The Securities and Exchange Board of India (SEBI) has told the top 100 listed companies by market capitalisation to confirm or deny market rumours with effect from October 1, 2023.

The market regulator has also asked top 250 listed firms by market capitalisation to clarify on market rumours with effect from April 1, 2024.

"Market rumours to be verified and confirmed, denied or clarified, as the case may be," SEBI said.

On disclosure of material events or information by listed entities, the market watchdog said its board has approved the introduction of a quantitative threshold for determining 'materiality' of events or information.

SEBI also said that material events or information for which decisions have been taken in the meeting of the board of directors must be disclosed to exchanges within 30 minutes.

"Stricter timeline for disclosure of material events / information for which decision has been taken in the meeting of the board of directors (within 30 minutes) and which are emanating from within the listed entity (within 12 hours)," the regulator said.

SEBI has also streamlined timeline for submission of first financial results by newly listed entities. "The timeline for submission of first financial results by newly-listed entities has been streamlined in order to overcome the challenges in immediate submission of financial results post listing and to ensure that there is no omission in submission of financial results," SEBI said.
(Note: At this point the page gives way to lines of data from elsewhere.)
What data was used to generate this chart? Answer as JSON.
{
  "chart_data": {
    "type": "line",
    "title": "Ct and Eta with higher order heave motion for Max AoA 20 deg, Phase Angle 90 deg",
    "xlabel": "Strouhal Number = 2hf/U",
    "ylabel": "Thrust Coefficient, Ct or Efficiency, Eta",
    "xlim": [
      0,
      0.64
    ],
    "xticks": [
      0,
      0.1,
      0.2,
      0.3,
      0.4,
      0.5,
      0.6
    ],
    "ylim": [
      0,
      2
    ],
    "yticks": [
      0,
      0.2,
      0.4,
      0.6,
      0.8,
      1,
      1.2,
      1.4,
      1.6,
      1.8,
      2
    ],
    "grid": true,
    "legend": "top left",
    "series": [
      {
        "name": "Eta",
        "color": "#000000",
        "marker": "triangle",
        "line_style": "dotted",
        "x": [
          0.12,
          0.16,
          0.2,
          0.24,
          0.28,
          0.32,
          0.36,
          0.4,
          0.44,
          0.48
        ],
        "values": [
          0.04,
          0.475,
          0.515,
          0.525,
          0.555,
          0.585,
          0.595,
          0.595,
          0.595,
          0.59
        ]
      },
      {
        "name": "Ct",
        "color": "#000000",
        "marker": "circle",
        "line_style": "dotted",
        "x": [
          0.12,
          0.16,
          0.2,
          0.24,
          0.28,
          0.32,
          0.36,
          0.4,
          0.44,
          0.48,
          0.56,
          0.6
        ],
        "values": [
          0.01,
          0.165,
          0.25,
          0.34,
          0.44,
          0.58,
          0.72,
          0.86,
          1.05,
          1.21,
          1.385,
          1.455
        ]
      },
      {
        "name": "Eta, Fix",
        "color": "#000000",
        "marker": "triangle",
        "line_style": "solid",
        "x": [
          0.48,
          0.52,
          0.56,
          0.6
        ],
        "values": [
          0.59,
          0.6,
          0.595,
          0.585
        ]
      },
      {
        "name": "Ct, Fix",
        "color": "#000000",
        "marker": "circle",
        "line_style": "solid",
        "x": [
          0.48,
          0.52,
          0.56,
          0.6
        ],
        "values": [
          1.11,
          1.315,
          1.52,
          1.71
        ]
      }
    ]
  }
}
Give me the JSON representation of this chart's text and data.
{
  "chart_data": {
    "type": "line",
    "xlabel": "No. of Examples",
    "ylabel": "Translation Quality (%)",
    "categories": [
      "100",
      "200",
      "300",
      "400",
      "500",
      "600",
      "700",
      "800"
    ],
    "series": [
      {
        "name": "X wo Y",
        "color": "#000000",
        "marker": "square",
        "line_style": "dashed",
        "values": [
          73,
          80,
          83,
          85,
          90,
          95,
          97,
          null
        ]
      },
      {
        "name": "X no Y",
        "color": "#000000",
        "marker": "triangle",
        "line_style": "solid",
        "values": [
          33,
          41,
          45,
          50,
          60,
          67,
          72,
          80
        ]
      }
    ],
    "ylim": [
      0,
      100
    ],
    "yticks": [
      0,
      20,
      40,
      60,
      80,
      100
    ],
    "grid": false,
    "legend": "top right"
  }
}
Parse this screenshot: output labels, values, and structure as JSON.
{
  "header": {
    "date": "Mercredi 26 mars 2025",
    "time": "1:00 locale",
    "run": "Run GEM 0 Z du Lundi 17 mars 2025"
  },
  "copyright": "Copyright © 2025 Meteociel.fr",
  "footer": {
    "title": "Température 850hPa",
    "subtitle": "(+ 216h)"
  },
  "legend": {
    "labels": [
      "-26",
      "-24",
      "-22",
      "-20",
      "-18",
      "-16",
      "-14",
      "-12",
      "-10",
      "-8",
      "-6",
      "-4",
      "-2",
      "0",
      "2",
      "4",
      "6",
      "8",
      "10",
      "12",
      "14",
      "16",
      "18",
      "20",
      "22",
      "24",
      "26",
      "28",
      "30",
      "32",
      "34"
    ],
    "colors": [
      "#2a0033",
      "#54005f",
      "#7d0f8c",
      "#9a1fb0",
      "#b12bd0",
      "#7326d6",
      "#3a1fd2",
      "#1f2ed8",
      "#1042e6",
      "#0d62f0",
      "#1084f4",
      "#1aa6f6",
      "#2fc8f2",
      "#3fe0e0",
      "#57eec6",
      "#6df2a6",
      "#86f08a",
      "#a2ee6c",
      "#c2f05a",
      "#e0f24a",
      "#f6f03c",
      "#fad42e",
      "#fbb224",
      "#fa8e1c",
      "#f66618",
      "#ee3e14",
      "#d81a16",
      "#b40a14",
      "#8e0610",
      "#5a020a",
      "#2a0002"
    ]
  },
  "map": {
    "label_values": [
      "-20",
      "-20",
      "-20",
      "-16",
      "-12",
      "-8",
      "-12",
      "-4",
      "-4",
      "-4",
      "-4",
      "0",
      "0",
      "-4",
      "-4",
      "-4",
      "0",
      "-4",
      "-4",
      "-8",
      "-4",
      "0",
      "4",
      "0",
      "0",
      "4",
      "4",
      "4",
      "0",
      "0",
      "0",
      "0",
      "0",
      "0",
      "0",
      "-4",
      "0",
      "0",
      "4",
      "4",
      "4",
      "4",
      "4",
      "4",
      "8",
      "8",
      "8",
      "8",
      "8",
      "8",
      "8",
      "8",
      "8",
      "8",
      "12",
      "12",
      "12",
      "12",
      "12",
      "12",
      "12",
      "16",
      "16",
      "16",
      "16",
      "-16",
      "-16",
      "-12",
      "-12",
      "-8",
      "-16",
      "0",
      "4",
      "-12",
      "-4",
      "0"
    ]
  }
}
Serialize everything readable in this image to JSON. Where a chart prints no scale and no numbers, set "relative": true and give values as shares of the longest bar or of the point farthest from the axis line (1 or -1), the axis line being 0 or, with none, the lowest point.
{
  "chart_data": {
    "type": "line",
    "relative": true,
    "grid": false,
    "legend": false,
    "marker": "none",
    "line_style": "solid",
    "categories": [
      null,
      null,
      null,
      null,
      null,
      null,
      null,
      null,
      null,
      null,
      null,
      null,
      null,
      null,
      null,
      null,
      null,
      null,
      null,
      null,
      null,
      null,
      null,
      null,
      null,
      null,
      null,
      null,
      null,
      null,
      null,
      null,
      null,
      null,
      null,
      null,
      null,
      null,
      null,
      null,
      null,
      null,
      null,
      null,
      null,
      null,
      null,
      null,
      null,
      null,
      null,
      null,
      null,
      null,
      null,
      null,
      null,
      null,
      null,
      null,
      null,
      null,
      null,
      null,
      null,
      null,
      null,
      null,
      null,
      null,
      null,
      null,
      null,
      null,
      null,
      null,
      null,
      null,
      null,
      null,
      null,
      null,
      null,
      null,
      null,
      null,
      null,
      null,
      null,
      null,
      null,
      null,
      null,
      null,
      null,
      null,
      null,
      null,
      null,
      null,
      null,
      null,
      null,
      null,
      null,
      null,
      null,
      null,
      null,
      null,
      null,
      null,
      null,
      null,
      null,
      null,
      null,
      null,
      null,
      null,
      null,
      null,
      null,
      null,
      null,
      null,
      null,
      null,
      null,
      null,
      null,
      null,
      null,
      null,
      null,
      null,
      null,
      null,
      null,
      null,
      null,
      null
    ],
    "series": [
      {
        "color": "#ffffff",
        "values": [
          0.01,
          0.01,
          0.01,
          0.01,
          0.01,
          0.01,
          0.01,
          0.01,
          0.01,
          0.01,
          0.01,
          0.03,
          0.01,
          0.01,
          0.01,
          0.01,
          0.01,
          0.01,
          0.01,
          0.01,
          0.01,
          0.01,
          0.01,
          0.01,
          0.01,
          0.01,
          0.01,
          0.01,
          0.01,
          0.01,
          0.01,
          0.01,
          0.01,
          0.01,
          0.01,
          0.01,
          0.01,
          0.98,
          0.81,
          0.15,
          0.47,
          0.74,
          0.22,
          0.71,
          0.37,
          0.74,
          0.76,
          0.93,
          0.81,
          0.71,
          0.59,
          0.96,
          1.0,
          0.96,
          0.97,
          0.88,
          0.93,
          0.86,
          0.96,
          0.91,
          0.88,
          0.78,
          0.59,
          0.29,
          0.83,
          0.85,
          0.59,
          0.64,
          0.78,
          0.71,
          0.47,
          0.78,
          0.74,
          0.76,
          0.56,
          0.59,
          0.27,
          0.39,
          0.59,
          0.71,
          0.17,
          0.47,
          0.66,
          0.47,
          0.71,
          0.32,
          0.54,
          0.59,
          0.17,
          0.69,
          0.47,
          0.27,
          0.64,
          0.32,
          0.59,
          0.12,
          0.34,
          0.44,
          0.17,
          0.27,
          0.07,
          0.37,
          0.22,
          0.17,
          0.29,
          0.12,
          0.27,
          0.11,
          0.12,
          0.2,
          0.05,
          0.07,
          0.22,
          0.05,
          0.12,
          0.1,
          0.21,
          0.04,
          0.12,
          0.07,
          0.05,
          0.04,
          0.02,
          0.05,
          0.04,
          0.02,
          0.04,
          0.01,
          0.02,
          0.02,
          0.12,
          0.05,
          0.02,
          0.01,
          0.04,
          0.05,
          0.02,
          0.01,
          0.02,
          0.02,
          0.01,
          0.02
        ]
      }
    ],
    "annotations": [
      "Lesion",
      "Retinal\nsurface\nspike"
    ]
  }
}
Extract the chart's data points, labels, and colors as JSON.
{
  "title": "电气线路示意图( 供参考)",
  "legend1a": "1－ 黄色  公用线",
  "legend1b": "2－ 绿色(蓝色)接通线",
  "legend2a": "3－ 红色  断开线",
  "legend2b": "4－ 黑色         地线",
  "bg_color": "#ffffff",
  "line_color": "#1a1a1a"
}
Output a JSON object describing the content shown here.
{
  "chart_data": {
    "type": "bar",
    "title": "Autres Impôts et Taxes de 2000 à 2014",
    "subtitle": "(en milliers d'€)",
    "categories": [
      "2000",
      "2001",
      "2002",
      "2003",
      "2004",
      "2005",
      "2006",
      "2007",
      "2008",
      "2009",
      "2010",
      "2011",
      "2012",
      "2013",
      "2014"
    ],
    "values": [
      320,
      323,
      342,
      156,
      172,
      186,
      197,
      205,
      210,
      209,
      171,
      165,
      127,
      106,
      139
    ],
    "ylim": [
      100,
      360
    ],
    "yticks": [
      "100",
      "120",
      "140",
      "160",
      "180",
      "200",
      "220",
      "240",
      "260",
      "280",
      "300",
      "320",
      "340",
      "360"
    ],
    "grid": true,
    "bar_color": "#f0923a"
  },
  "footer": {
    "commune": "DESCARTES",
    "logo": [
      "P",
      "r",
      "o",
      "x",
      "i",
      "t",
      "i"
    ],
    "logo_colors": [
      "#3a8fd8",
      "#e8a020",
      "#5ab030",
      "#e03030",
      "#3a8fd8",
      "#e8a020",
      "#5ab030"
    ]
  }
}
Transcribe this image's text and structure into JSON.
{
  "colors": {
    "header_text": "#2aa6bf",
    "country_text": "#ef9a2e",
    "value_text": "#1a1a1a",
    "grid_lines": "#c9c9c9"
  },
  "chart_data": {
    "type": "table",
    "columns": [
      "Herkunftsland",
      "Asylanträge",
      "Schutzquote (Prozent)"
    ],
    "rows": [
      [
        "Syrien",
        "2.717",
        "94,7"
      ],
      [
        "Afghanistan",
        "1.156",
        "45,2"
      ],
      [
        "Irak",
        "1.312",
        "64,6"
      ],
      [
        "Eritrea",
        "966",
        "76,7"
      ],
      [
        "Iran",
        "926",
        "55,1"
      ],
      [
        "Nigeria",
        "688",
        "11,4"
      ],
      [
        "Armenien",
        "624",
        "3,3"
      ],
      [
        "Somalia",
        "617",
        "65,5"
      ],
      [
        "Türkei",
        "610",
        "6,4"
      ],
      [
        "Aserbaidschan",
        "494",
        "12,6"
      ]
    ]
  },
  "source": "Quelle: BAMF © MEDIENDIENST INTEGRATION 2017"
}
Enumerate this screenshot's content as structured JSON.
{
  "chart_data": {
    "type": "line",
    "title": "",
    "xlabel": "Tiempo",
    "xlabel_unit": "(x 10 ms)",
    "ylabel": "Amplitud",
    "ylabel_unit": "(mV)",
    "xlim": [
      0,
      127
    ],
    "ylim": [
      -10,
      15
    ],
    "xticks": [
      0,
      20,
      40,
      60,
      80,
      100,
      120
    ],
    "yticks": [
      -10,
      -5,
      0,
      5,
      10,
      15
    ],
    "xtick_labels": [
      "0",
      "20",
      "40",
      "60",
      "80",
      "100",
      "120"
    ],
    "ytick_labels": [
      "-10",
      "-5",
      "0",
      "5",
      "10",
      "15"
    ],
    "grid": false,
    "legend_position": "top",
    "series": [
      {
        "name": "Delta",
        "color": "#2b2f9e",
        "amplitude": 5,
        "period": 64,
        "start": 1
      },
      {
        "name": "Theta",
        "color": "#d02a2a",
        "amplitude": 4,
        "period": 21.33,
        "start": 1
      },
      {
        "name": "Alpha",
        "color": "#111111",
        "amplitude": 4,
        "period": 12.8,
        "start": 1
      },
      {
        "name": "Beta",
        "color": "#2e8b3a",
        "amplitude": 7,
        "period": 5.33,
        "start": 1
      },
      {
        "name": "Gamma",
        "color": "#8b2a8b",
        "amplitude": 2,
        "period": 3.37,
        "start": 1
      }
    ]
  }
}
The market regulator also issued directions on the timeline to fill up vacancies of directors and other officials of listed entities. "Listed entities shall be required to fill up the vacancy of Directors, Compliance Officer, Chief Executive Officer and Chief Financial Officer within a period of three months from the date of such vacancy, to ensure that such critical positions are not kept vacant," SEBI said.

In order to improve governance and transparency to investors with respect to transactions involving conflict of interest, the SEBI board has approved a proposal to mandate obtaining approval of 75% of investors by value, for buying or selling of investments potentially involving conflict of interest. The provision would cover transactions by an Alternative Investment Funds (AIF), from or to, associates of AIF, or schemes of AIFs managed or sponsored by the manager or sponsor or their associates, or an investor who has commitment to the extent of more than 50% of the corpus of the scheme of AIF, the market regulator said.

The SEBI board has also approved a framework to provide for an institutional mechanism for prevention and detection of fraud or market abuse by stock brokers.